Galimberti (Romasette.it) tra i vincitori del VI Premio De Carli

Il riconoscimento nella sezione “Chiesa e pandemia” per un articolo sulla comunità di San Nicola di Bari, a Ostia. La riflessione sul modo di comunicare la Chiesa e la tavola rotonda sul cammino sinodale, con suor Becquart

Con un articolo capace di raccontare con «disinvoltura ed efficacia la vita di una parrocchia romana e, attorno ad essa, delle chiese domestiche animate da numerose famiglie che, durante il periodo del lockdown, hanno mantenuto vive la preghiera e la solidarietà», la giornalista Laura Galimberti, collaboratrice di Roma Sette, è tra le vincitrici della sesta edizione del Premio “Giuseppe De Carli”, ospitato ieri, 16 dicembre, dalla Pontificia Università della Santa Croce. Promosso dall’ omonima associazione culturale, il riconoscimento ha visto la collaborazione dei comitati “Informazione, migranti e rifugiati”, “Giornalismo e tradizioni religiose” e della facoltà di Comunicazione istituzionale della Santa Croce.

Quel virus che “ricentra”. Diario di una Chiesa domestica“: è questo il titolo dell’opera con cui Galimberti si è aggiudicata la vittoria della sezione “Chiesa e pandemia”. La categoria “Comunicazione e migranti” ha invece visto un ex aequo: Stefano Leszczynski, di Radio Vaticana, con il podcast “Non mi chiamo rifugiato. La storia di Moussa fuggito dal Mali”, un’intervista capace di «trasmettere il messaggio che il rifugiato è la persona»; e Giammarco Sicuro, giornalista del Tg2, con “L’accampamento dei bambini”, servizio girato a Matamoros, dove centinaia di minori vivono imprigionati dentro un grande accampamento affacciato sul Rio Grande e sono vittime, ogni giorno, di soprusi e violenze. Infine, per la terza e ultima sezione, “Informazione e tradizioni religiose”, è stata premiata Sara Lucaroni di Avvenire con l’articolo “La famiglia icona dell’esodo yazida ha ritrovato casa”: la storia di una madre e dei suoi figli in fuga durante l’invasione del Califfato a Sinjar, in Iraq, approdati in Germania dopo il lungo viaggio sulla rotta balcanica.

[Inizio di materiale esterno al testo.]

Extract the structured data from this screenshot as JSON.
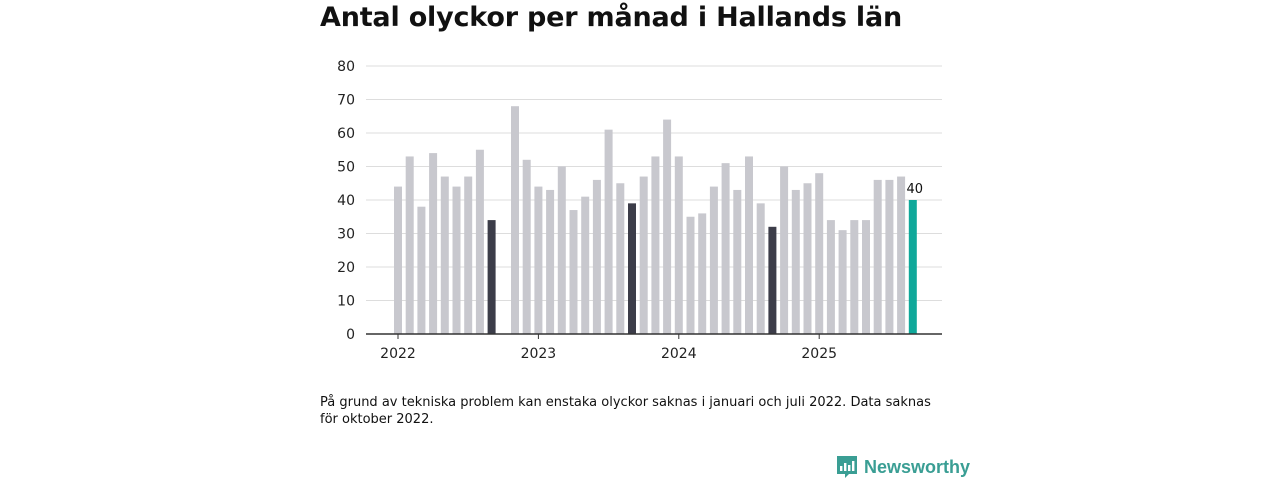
{
  "title": "Antal olyckor per månad i Hallands län",
  "footnote": "På grund av tekniska problem kan enstaka olyckor saknas i januari och juli 2022. Data saknas för oktober 2022.",
  "brand": {
    "name": "Newsworthy",
    "icon": "newsworthy-chart-icon",
    "color": "#3a9e94"
  },
  "colors": {
    "bar": "#c8c8ce",
    "highlight_month": "#3c3d49",
    "latest": "#0fa89a",
    "grid": "#dddddd",
    "axis": "#333333"
  },
  "chart_data": {
    "type": "bar",
    "ylim": [
      0,
      80
    ],
    "yticks": [
      0,
      10,
      20,
      30,
      40,
      50,
      60,
      70,
      80
    ],
    "xticks": [
      "2022",
      "2023",
      "2024",
      "2025"
    ],
    "grid": true,
    "months": [
      "2022-01",
      "2022-02",
      "2022-03",
      "2022-04",
      "2022-05",
      "2022-06",
      "2022-07",
      "2022-08",
      "2022-09",
      "2022-10",
      "2022-11",
      "2022-12",
      "2023-01",
      "2023-02",
      "2023-03",
      "2023-04",
      "2023-05",
      "2023-06",
      "2023-07",
      "2023-08",
      "2023-09",
      "2023-10",
      "2023-11",
      "2023-12",
      "2024-01",
      "2024-02",
      "2024-03",
      "2024-04",
      "2024-05",
      "2024-06",
      "2024-07",
      "2024-08",
      "2024-09",
      "2024-10",
      "2024-11",
      "2024-12",
      "2025-01",
      "2025-02",
      "2025-03",
      "2025-04",
      "2025-05",
      "2025-06",
      "2025-07",
      "2025-08",
      "2025-09"
    ],
    "values": [
      44,
      53,
      38,
      54,
      47,
      44,
      47,
      55,
      34,
      null,
      68,
      52,
      44,
      43,
      50,
      37,
      41,
      46,
      61,
      45,
      39,
      47,
      53,
      64,
      53,
      35,
      36,
      44,
      51,
      43,
      53,
      39,
      32,
      50,
      43,
      45,
      48,
      34,
      31,
      34,
      34,
      46,
      46,
      47,
      40
    ],
    "highlight_months": [
      "2022-09",
      "2023-09",
      "2024-09"
    ],
    "latest": {
      "month": "2025-09",
      "label": "40"
    }
  }
}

«È incoraggiante vedere che nel mondo cattolico ci sono giornalisti che hanno contenuti da trasmettere», ha commentato il caporedattore di Radio Vaticana Italia Luca Collodi, in rappresentanza dei giurati della prima sezione, invitando i professionisti dell’informazione «a riflettere sul modo di comunicare la Chiesa e sul rischio di un’autoreferenzialità». La cerimonia è stata anche l’occasione per ospitare una tavola rotonda sul tema “Dalla pandemia al cammino sinodale per una Chiesa dell’ascolto”, moderata da Alessandra Ferraro, caporedattore Rai. Ad aprire la riflessione, suor Nathalie Becquart, sottosegretaria del Sinodo dei vescovi: «Stiamo vivendo l’attuale Sinodo sulla scia dei quattro precedenti – ha ricordato -. In particolare, il sinodo sui giovani e quello sull’Amazzonia hanno fortemente evidenziato le sfide della sinodalità come l’unico modo per la Chiesa di oggi di trasmettere la fede e annunciare la gioia del Vangelo». Un cammino in cui centrale è «l’ascolto vero e profondo: è questo il primo passo per un percorso di discernimento».

Ma i giornalisti come possono raccontare questa Chiesa in ascolto? Secondo il vaticanista Andrea Gagliarducci, «c’è bisogno di professionalizzazione ovunque, non solo nelle strutture cattoliche: durante la pandemia c’è stato un silenzio che tutti pensavano a riempire. Oggi chiunque può dare notizie, ma non per questo è un giornalista». Gagliarducci ha quindi sottolineato come «negli anni si sia curata la tecnica, ma sono stati persi di vista i contenuti profondi». È necessario dunque «cambiare prospettiva: non cercare di preparare un pacchetto accattivante per i media ma tornare a parlare con le persone». E dare voce all’altro, anche a colui che arriva da terre lontane, come ha osservato Jaime Cárdenas, docente della facoltà di Comunicazione: «Il Sinodo ci invita a guardare al mondo e tra i segni dei tempi ci sono anche i migranti con le loro storie e risorse». Bisogna cercare «approcci positivi perché la migrazione non è una crisi, ma una realtà permanente e strutturale del nostro mondo». E ha concluso: «Camminare insieme e ascoltare è il modo giusto per fare uscire queste persone dalle statistiche, per dare loro un volto e un nome».